123 points by quantum_master 6 months ago flag hide 16 comments
user1 6 months ago next
Fascinating article! I've been keeping an eye on differential privacy for a while, and this definitely seems like a major step forward in protecting user data. Looking forward to implementing this in my own projects!
user2 6 months ago next
Absolutely! I've also been looking into DS systems that support differential privacy and I think it's a game-changer. Exciting times for ML!
user9 6 months ago next
When implementing differential privacy, it's crucial to strike a balance between the privacy budget, accuracy of models, and noises that are introduced. How was this performed in this scenario so that noises were optimized?
user1 6 months ago next
An excellent question, user9. In this solution, they introduced the noise after the gradients were computed for a batch of data, allowing them to calibrate the noise effectively. They also used a per-sample gradient clipping mechanism to prevent one data sample from skewing the model's training too much when bounded norms are used.
user5 6 months ago prev next
I've been wondering if differential privacy has been used like this already to make sure business secrets aren't exposed by models that are trained with multiple company datasets. Is this technique applicable for such multi-partied training processes?
user6 6 months ago next
You bring up a great point, user5. While differential privacy is designed for protecting individual records, in the case of multi-partied training, it can be applied to limit exposure of the information that participating organizations contribute to the model being trained, ensuring each one's data is kept private.
user3 6 months ago prev next
Differential privacy can be a tough concept to wrap your head around, but when you get it, it's a fundamental breakthrough for algorithms that deal with highly sensitive data. Great to see it being applied to ML model training here!
user4 6 months ago next
Totally agree. And I think it's brilliant that this method introduces noises that only affect the model's predictions but not its accuracy. This way, you can still have high-quality results while ensuring data privacy.

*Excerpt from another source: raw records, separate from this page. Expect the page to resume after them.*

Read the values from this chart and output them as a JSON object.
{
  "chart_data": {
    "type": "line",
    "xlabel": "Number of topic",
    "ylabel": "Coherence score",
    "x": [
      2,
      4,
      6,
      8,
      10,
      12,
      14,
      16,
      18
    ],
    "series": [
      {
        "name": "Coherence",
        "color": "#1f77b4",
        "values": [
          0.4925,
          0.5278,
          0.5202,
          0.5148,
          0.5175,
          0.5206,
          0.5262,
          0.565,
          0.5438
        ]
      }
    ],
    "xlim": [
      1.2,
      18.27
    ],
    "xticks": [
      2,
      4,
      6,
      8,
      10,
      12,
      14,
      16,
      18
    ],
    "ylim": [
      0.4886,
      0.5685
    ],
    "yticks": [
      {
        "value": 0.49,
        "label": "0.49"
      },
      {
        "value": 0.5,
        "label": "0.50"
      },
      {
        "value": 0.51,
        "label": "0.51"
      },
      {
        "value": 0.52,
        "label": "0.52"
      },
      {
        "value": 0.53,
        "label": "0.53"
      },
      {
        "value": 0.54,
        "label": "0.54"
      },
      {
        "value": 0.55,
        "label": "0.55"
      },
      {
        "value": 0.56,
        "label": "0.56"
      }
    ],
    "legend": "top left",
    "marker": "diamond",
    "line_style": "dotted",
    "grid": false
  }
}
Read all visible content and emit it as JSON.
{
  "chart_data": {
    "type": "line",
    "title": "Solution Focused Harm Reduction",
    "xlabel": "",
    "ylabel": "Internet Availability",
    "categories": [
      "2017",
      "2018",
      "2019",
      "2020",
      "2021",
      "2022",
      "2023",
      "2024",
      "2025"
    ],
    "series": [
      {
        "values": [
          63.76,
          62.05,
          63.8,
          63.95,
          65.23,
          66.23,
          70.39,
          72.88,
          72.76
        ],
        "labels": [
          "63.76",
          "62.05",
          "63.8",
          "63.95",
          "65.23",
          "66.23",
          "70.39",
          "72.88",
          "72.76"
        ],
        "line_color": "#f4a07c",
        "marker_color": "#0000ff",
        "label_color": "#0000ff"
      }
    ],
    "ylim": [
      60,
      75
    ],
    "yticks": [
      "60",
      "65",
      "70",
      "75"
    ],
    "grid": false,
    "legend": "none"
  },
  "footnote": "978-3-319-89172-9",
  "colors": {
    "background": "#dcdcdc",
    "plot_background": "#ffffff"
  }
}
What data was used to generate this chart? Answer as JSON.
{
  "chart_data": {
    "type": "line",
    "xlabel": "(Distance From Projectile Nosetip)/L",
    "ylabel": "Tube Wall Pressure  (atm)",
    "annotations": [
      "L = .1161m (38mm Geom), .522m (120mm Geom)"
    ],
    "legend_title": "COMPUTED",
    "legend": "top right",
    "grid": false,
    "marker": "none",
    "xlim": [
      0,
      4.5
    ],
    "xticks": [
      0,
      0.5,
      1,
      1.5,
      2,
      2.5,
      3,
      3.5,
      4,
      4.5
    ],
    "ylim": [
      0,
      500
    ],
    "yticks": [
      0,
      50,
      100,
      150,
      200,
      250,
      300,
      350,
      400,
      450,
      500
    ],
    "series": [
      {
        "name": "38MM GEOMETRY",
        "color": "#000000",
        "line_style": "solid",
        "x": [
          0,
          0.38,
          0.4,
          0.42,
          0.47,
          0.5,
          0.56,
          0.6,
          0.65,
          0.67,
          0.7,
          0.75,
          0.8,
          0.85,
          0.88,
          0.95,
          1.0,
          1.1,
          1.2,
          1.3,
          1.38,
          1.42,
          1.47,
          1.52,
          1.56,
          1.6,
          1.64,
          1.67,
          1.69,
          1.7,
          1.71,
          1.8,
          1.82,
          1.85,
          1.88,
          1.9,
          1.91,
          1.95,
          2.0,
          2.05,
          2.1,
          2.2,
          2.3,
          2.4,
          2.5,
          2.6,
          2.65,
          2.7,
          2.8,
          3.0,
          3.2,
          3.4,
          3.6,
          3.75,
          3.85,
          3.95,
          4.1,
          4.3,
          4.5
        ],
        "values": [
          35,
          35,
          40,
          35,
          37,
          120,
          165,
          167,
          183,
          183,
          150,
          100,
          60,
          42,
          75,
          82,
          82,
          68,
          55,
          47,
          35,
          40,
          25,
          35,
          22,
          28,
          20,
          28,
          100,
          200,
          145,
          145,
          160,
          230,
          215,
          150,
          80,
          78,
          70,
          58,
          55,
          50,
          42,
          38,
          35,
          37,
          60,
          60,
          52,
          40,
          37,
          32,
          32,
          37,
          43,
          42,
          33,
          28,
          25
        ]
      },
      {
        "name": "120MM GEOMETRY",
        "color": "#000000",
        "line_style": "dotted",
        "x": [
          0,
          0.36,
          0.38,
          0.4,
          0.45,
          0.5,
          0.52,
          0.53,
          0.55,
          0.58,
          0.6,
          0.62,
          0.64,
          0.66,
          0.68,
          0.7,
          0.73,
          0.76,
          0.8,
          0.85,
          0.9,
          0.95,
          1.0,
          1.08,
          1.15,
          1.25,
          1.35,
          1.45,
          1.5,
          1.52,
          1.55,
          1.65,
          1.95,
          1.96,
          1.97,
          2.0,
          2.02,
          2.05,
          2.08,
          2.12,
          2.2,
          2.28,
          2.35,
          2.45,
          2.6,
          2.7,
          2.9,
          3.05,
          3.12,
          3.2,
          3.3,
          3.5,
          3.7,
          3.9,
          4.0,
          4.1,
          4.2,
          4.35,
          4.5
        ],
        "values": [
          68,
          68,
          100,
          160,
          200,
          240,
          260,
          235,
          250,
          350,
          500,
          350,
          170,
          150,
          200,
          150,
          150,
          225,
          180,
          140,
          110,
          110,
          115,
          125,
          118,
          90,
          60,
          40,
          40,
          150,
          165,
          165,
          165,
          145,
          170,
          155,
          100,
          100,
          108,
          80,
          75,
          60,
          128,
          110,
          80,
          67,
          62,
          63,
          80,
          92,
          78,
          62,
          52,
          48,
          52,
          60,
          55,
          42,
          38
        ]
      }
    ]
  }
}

user7 6 months ago prev next
This method uses a tree-based algorithm that includes the Smooth Sensitivity method to adapt the noise to be just high enough. It's interesting to compare this to other existing techniques like DP-SGD or what Google published last year (they had quite an impressive calibration). Is there a clear winner emerging in the field?
user8 6 months ago next
The choice of technique depends on the application you have in mind. Google's solution is based on Gaussian noise, but in this solution, the tree-based algorithm uses Laplace noise, which provides more scalability for large neural networks. Personally, I think the Laplace version will become more popular due to its applicability to deep learning solutions.
user10 6 months ago prev next
To improve the utility of the ML models while protecting the user's sensitive information, can we add some perturbations based on some statistical measures to our dataset? This approach ensures that we don't lose the essential signal from our dataset
user11 6 months ago next
That's precisely what differential privacy does, user10! It adds well-controlled random noise to protect individual records while maintaining the properties and statistics in the dataset. It's a neat way to balance both aspects without making compromises.
user12 6 months ago prev next
This is really cool and makes me think about tensorflow_privacy that came up in 2019. Do you think research for other popular ML libraries has ramped up and are catching up as well?
user13 6 months ago next
@user12, I'm glad you brought that up. Since 2019, we've seen many ML libraries adopt various differential privacy features. For instance, TensorFlow Privacy has been a stepping stone, but products by Apple, Microsoft, and several research teams have also contributed wonderful libraries and approaches for OPENDP, PySyft, and other ML frameworks like PyTorch.
user14 6 months ago prev next
It seems like the authors used a lot of theoretical concepts. Has there been any empirical evaluation of this technique in real-world applications?
user15 6 months ago next
Indeed, user14, the technique discussed in this paper is based on solid theory. However, at the time of writing, the authors were working on empirical evaluations using standard benchmark datasets. I'm looking forward to seeing the real-world results, and I believe they could be groundbreaking in various industries looking to keep customer data secure and confidential.